Orang tua Rama khawatir dengan keadaan Rama yang sudah mulai sesak napas karena bulu kucing peliharaannya. Mereka melihat putra mereka yang terbaring lemah di ranjang rumah sakit dengan alat bantu nafas di hidungnya, dan hati mereka terasa seperti ditusuk duri. "Nak, kucingnya kita kasih ke pet shop ya? Nanti kita cari hewan peliharaan lain yang tidak punya bulu, biar kamu tidak sakit lagi," ucap orang tua Rama dengan suara lembut. Rama yang mendengar itu hanya bisa diam menahan tangis, matanya berkaca-kaca melihat langit-langit kamar rumah sakit. Ia tidak berani menangis keras karena takut membuat sesak napasnya semakin parah.
Keesokan harinya, setelah mendengar kabar bahwa Momo sudah akan dijemput oleh pemilik pet shop pada sore hari, ia mulai tidak mau makan sama sekali. Makanan yang dibawakan oleh ibunya – mulai dari bubur ayam hingga kue kesukaannya – tidak sedikitpun menyentuh bibirnya. "Nak, makan dulu ya dari pagi kamu belum makan sama sekali. Kalau tidak makan, badan kamu tidak akan kuat dan lama sembuh," bujuk orang tua Rama sambil mencium dahinya yang masih hangat karena demam ringan. "Gamau," jawab Rama dengan melengos, wajahnya menunduk ke bawah. Orang tua Rama bingung apa yang harus dilakukannya untuk bisa membuat anaknya mau makan lagi; mereka sudah mencoba berbagai cara namun tidak berhasil.
Tiba-tiba, Rama mengangkat wajahnya dan menatap mata ibunya dengan tatapan yang penuh harap. "Mah, pah, aku gamau makan kalau Momo ga ada disini. Aku merindukan dia – dia pasti juga merindukan aku," ucap Rama dengan suara sedikit menggigil, membuat orang tuanya seketika kaget mendengar kata-kata yang keluar dari mulut sang anak kecil. "Aku ga akan cium Momo lagi kok Ma, aku juga tidak akan menggendongnya terlalu lama. Aku cuma mau Momo sekarang ada disini, biar aku bisa melihatnya dan menyapa dia setiap hari," ujar Rama dengan suara yang tegas namun penuh rasa sakit hati. Orang tua Rama lalu memikirkan lagi tentang ucapan Rama – melihat betapa erat hubungan antara putra mereka dengan kucing tersebut, dan menyadari bahwa cinta kasih yang mereka bagi bukanlah sesuatu yang bisa begitu saja dipisahkan. Mereka juga berkonsultasi kembali dengan dokter, yang menyatakan bahwa jika dilakukan langkah-langkah pencegahan yang tepat – seperti sering menyikat bulu Momo, membersihkan rumah secara rutin, dan Rama menggunakan masker saat berdekatan dengan kucing – risiko sakit bisa diminimalkan.

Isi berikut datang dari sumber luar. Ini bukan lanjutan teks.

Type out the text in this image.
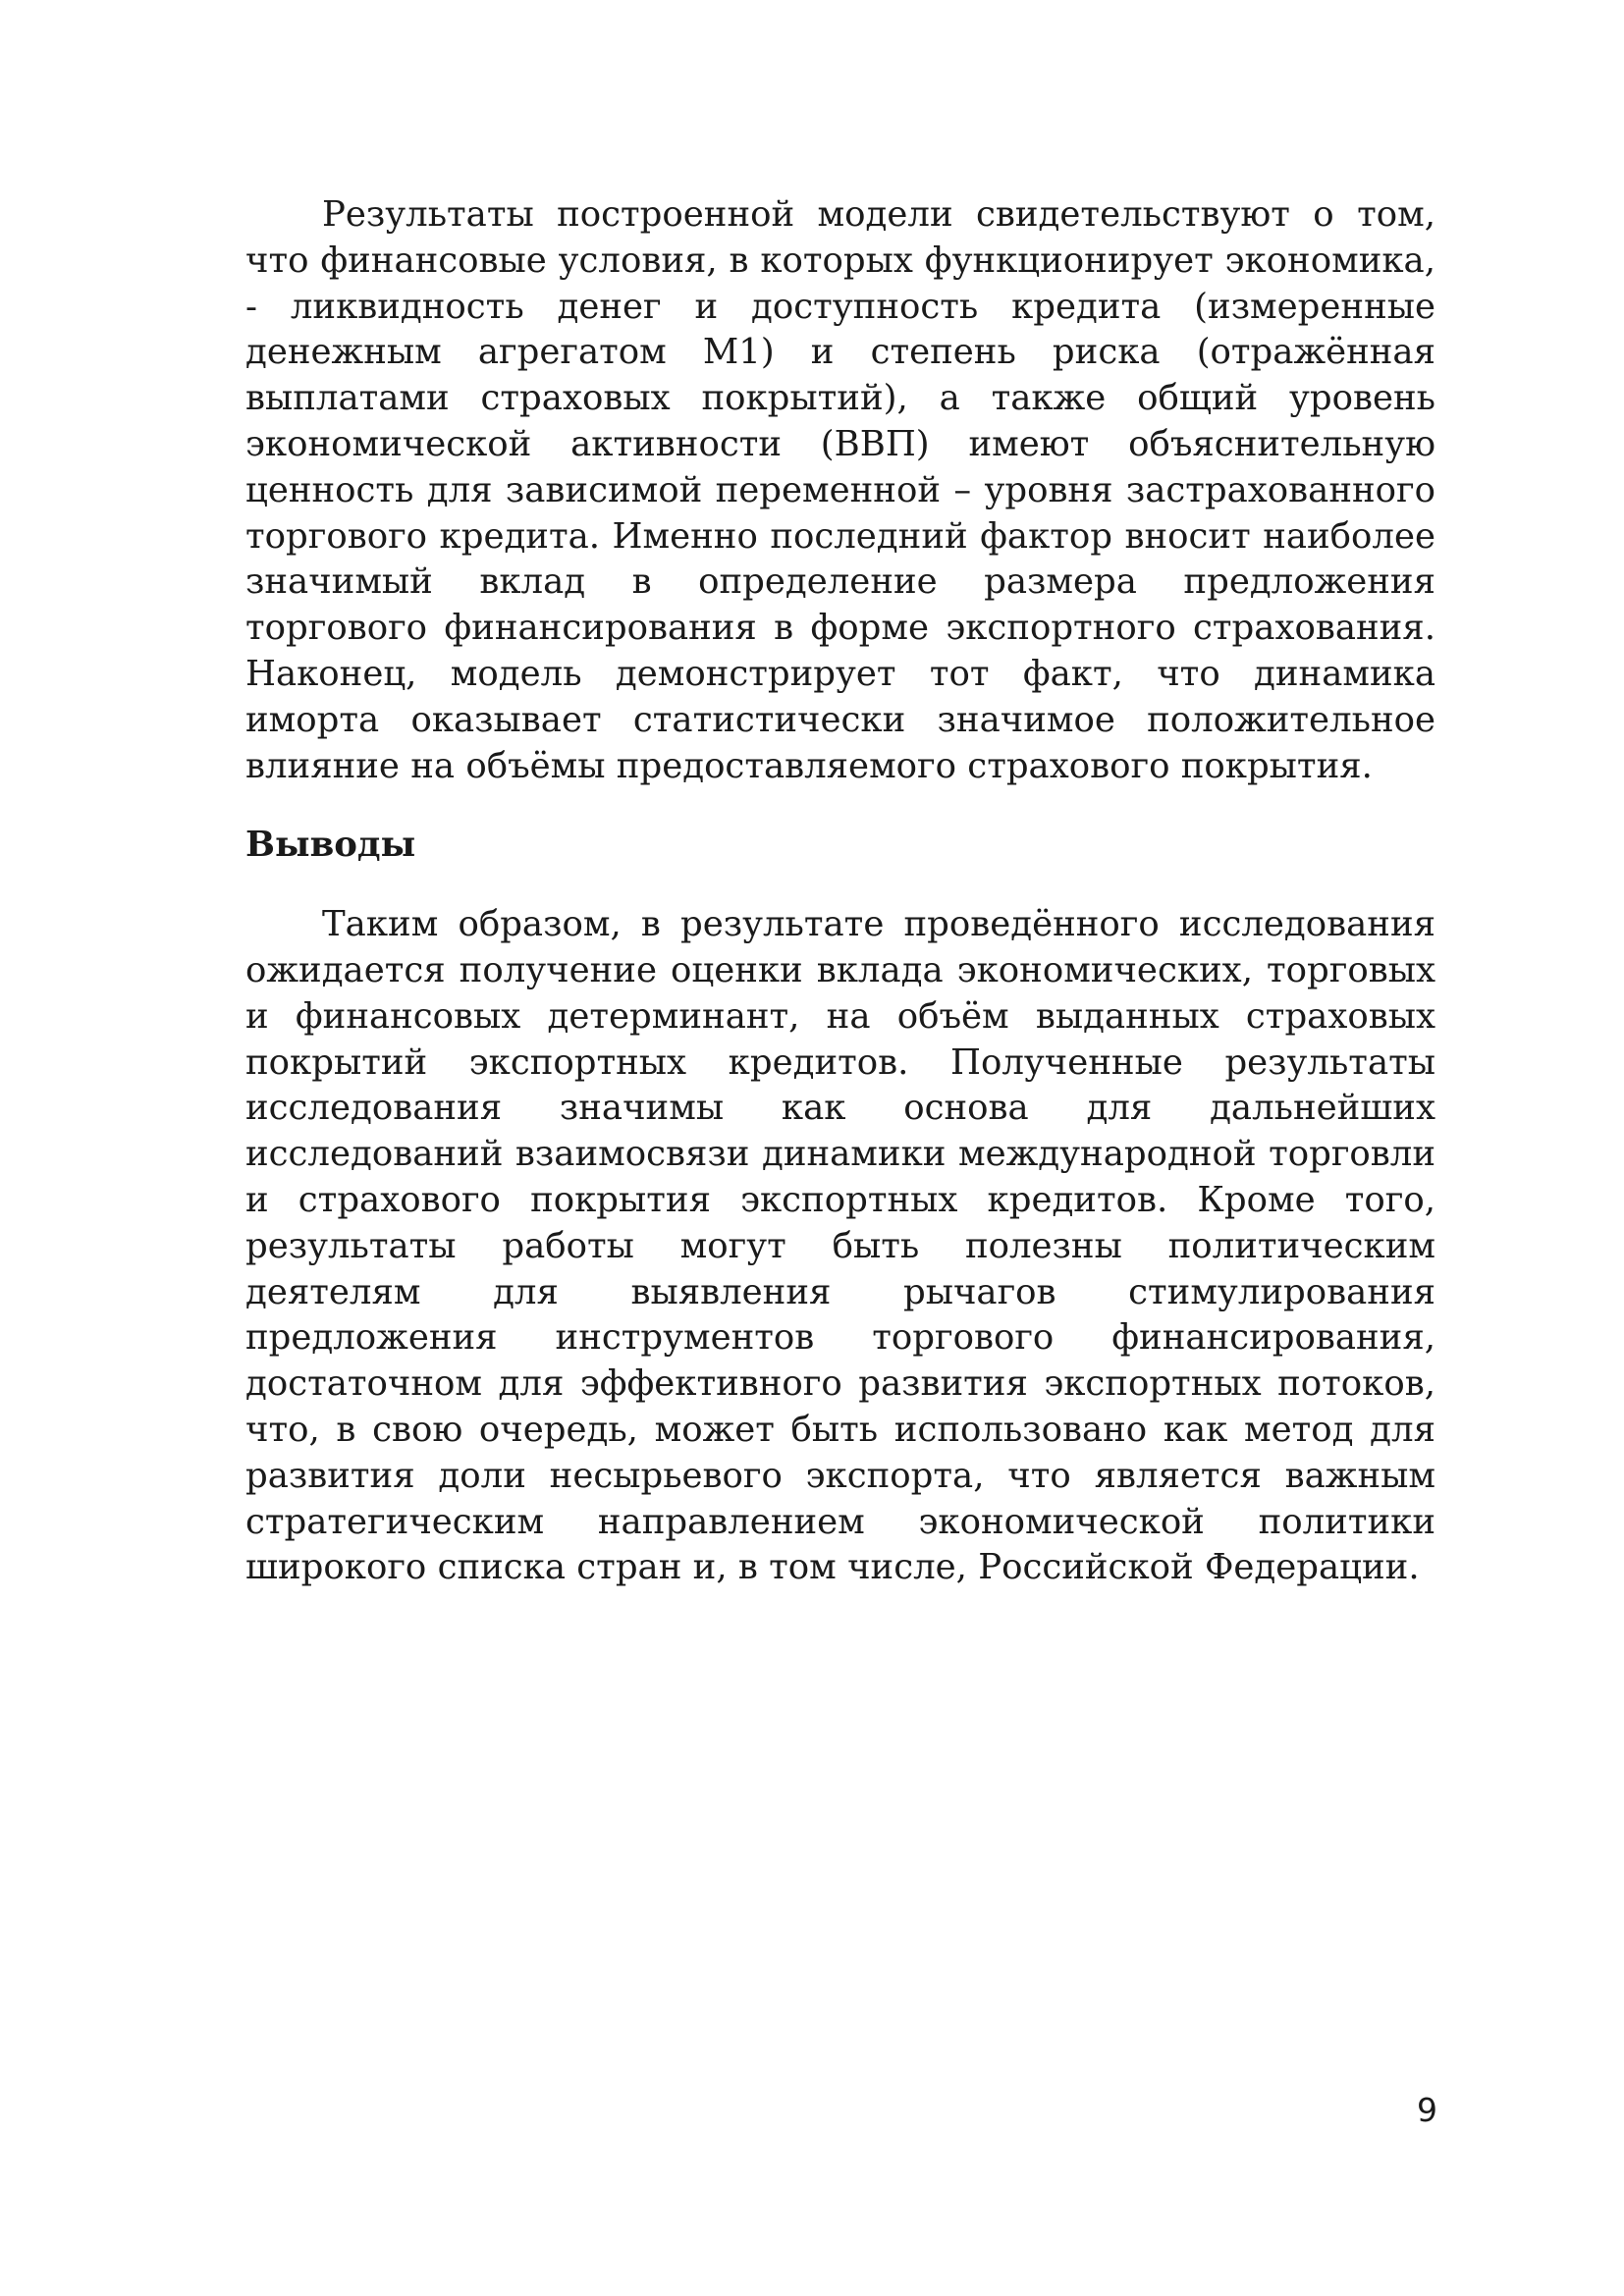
Результаты построенной модели свидетельствуют о том, что финансовые условия, в которых функционирует экономика, - ликвидность денег и доступность кредита (измеренные денежным агрегатом М1) и степень риска (отражённая выплатами страховых покрытий), а также общий уровень экономической активности (ВВП) имеют объяснительную ценность для зависимой переменной – уровня застрахованного торгового кредита. Именно последний фактор вносит наиболее значимый вклад в определение размера предложения торгового финансирования в форме экспортного страхования. Наконец, модель демонстрирует тот факт, что динамика иморта оказывает статистически значимое положительное влияние на объёмы предоставляемого страхового покрытия.

Выводы

Таким образом, в результате проведённого исследования ожидается получение оценки вклада экономических, торговых и финансовых детерминант, на объём выданных страховых покрытий экспортных кредитов. Полученные результаты исследования значимы как основа для дальнейших исследований взаимосвязи динамики международной торговли и страхового покрытия экспортных кредитов. Кроме того, результаты работы могут быть полезны политическим деятелям для выявления рычагов стимулирования предложения инструментов торгового финансирования, достаточном для эффективного развития экспортных потоков, что, в свою очередь, может быть использовано как метод для развития доли несырьевого экспорта, что является важным стратегическим направлением экономической политики широкого списка стран и, в том числе, Российской Федерации.

9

Akhirnya, setelah mempertimbangkan kembali dan mendapatkan izin dari pihak rumah sakit, orang tua Rama memutuskan untuk menjemput Momo dan membawanya kerumah sakit bertemu dengan Rama. Saat Momo masuk ke kamar dan langsung berlari menuju ranjang Rama, ekornya bergoyang cepat-cepat, Rama langsung tersenyum lebar – senyuman pertama yang muncul di wajahnya sejak masuk rumah sakit. Ia mengajak Momo duduk di tepi ranjang, menyentuh kepalanya dengan lembut sambil berkata, "Aku sudah kangen banget sama kamu, Momo." Rama pun sudah mulai mau makan meskipun sedikit-sedikit dan tubuhnya pun perlahan mulai membaik, karena bukan hanya obat yang menyembuhkannya, tetapi juga kehadiran sahabat kecilnya yang dicintainya.